Ce Jésuite avoit un air si engageant, si persuasif, que je ne lui résistois en rien. Il m'amena quelques Indiens qu'il avoit fait chrétiens, & je fus enchanté de la concorde qui régnoit parmi eux: c'étoit à qui m'offriroit ce qu'il avoit. Je pleurois de joie en me représentant qu'en Europe je n'aurois qu'à demander pour recevoir, & que tous les biens seroient communs, ainsi que l'avoit recommandé l'Auteur de cette doctrine charitable.


CHAPITRE XXXIV.

Je ne quittois plus le Jésuite. Dans nos conversations, où mon cœur aimoit à s'épancher, je nommai plusieurs fois Azeb & Zaka. Mon récit parut le frapper: il me dit qu'il y avoit beaucoup de ressemblance entre mes aventures & celles d'une jeune sauvage qui étoit à San-Salvador, où lui-même avoit commencé à l'instruire dans la religion chrétienne. L'image de Zaka étoit trop profondément gravée dans mon ame pour que je ne saisisse pas avec transport cette premiere lueur. Je m'informai dans le plus petit détail des choses qui pouvoient m'éclaircir. Le Jésuite me fit un portrait si absolument ressemblant à Zaka, qu'en l'entendant je m'écriai: Juste ciel! je ne me trompe point, c'est Zaka, c'est ma sœur; elle vit; je la reverrai, & je pourrai encore redevenir heureux entre ses bras.

Mes transports surprirent le Jésuite: je lui parlois d'une sœur adorée que je croyois perdue, & je mettois dans mes discours toute la chaleur d'un amant.
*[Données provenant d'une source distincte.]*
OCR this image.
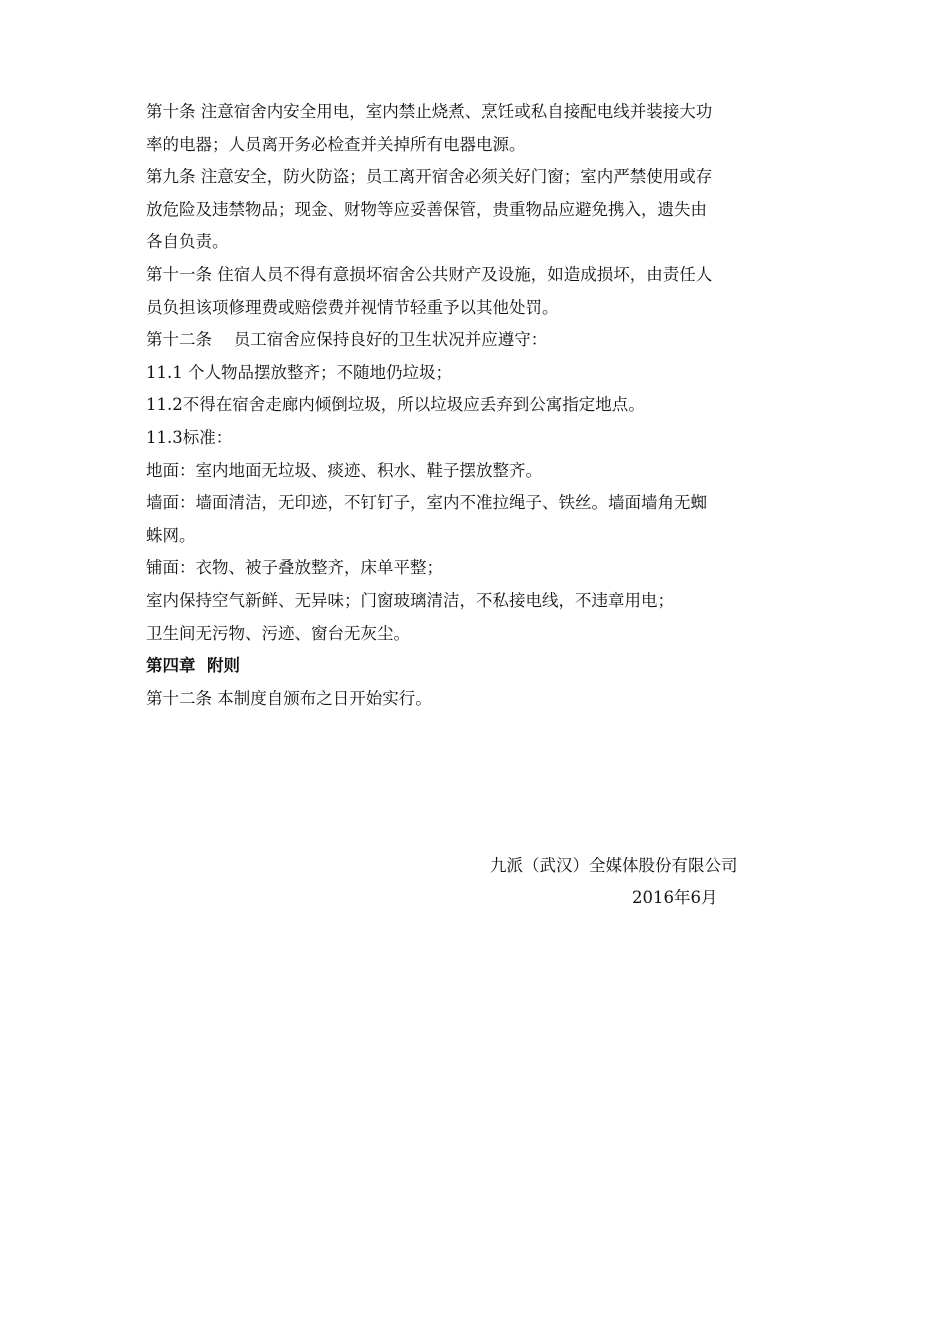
第十条 注意宿舍内安全用电，室内禁止烧煮、烹饪或私自接配电线并装接大功
率的电器；人员离开务必检查并关掉所有电器电源。
第九条 注意安全，防火防盗；员工离开宿舍必须关好门窗；室内严禁使用或存
放危险及违禁物品；现金、财物等应妥善保管，贵重物品应避免携入，遗失由
各自负责。
第十一条 住宿人员不得有意损坏宿舍公共财产及设施，如造成损坏，由责任人
员负担该项修理费或赔偿费并视情节轻重予以其他处罚。
第十二条　 员工宿舍应保持良好的卫生状况并应遵守：
11.1 个人物品摆放整齐；不随地仍垃圾；
11.2不得在宿舍走廊内倾倒垃圾，所以垃圾应丢弃到公寓指定地点。
11.3标准：
地面：室内地面无垃圾、痰迹、积水、鞋子摆放整齐。
墙面：墙面清洁，无印迹，不钉钉子，室内不准拉绳子、铁丝。墙面墙角无蜘
蛛网。
铺面：衣物、被子叠放整齐，床单平整；
室内保持空气新鲜、无异味；门窗玻璃清洁，不私接电线，不违章用电；
卫生间无污物、污迹、窗台无灰尘。
第四章  附则
第十二条 本制度自颁布之日开始实行。
九派（武汉）全媒体股份有限公司
2016年6月
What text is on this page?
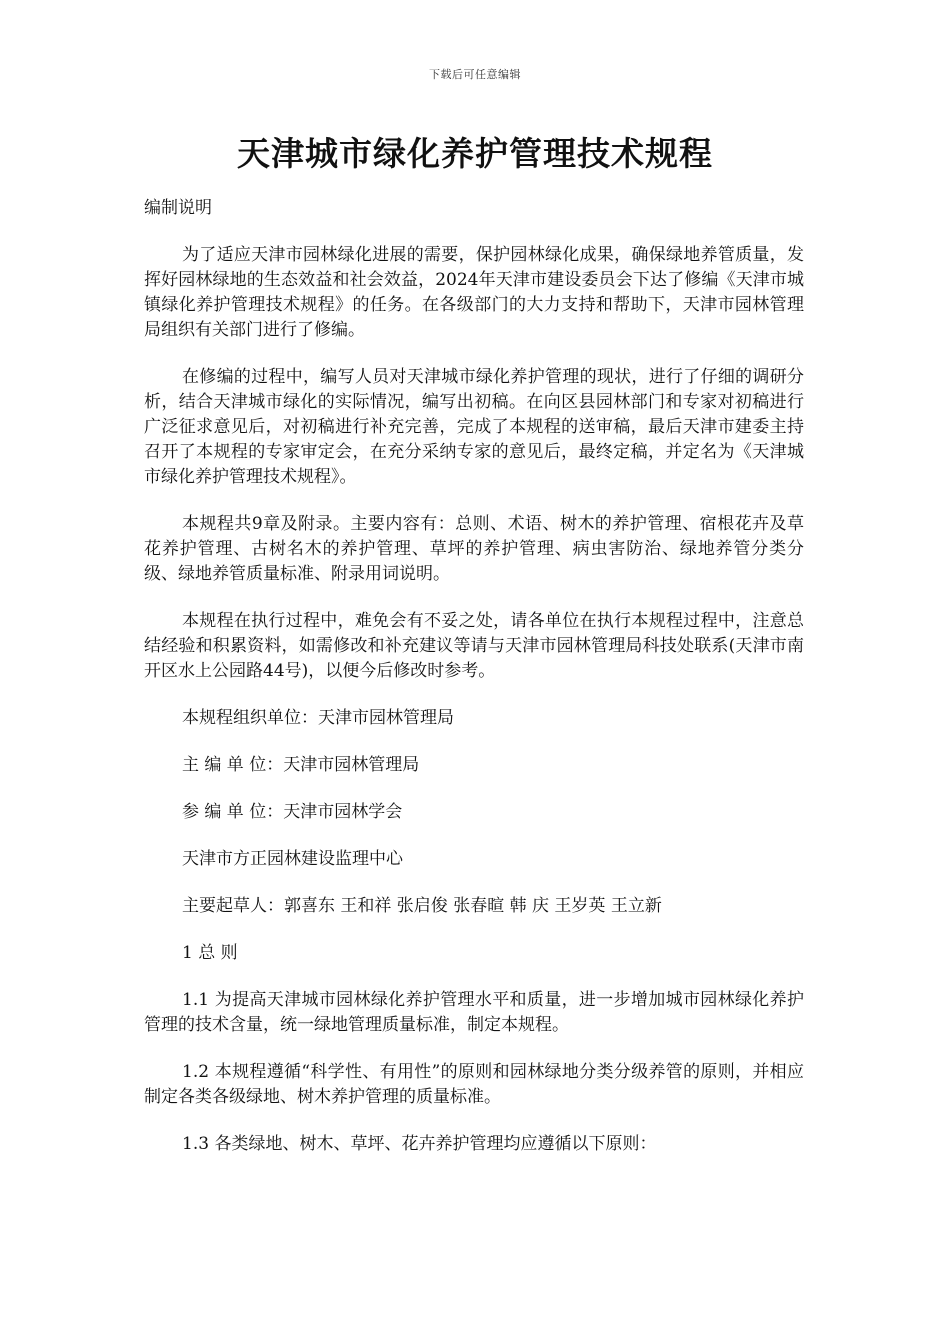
下载后可任意编辑
天津城市绿化养护管理技术规程

编制说明

为了适应天津市园林绿化进展的需要，保护园林绿化成果，确保绿地养管质量，发挥好园林绿地的生态效益和社会效益，2024年天津市建设委员会下达了修编《天津市城镇绿化养护管理技术规程》的任务。在各级部门的大力支持和帮助下，天津市园林管理局组织有关部门进行了修编。

在修编的过程中，编写人员对天津城市绿化养护管理的现状，进行了仔细的调研分析，结合天津城市绿化的实际情况，编写出初稿。在向区县园林部门和专家对初稿进行广泛征求意见后，对初稿进行补充完善，完成了本规程的送审稿，最后天津市建委主持召开了本规程的专家审定会，在充分采纳专家的意见后，最终定稿，并定名为《天津城市绿化养护管理技术规程》。

本规程共9章及附录。主要内容有：总则、术语、树木的养护管理、宿根花卉及草花养护管理、古树名木的养护管理、草坪的养护管理、病虫害防治、绿地养管分类分级、绿地养管质量标准、附录用词说明。

本规程在执行过程中，难免会有不妥之处，请各单位在执行本规程过程中，注意总结经验和积累资料，如需修改和补充建议等请与天津市园林管理局科技处联系(天津市南开区水上公园路44号)，以便今后修改时参考。

本规程组织单位：天津市园林管理局

主 编 单 位：天津市园林管理局

参 编 单 位：天津市园林学会

天津市方正园林建设监理中心

主要起草人：郭喜东 王和祥 张启俊 张春暄 韩 庆 王岁英 王立新

1 总 则

1.1 为提高天津城市园林绿化养护管理水平和质量，进一步增加城市园林绿化养护管理的技术含量，统一绿地管理质量标准，制定本规程。

1.2 本规程遵循“科学性、有用性”的原则和园林绿地分类分级养管的原则，并相应制定各类各级绿地、树木养护管理的质量标准。

1.3 各类绿地、树木、草坪、花卉养护管理均应遵循以下原则：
Il n'osa hasarder sa pensée, & me dit qu'elle étoit à San-Salvador; que les chagrins dont elle paroissoit accablée, l'avoient conduite dans un couvent pour y passer le reste de ses jours. Le reste de ses jours? repliquai-je avec une espece de fureur mêlée d'attendrissement; non, elle vivra avec moi; je ressens ses peines, c'est à moi de les effacer. O ma fille, où es-tu!... Mais je la reverrai, je lui offrirai son cher Zidzem qu'elle croit mort. Zaka! il vit, il vit pour t'aimer.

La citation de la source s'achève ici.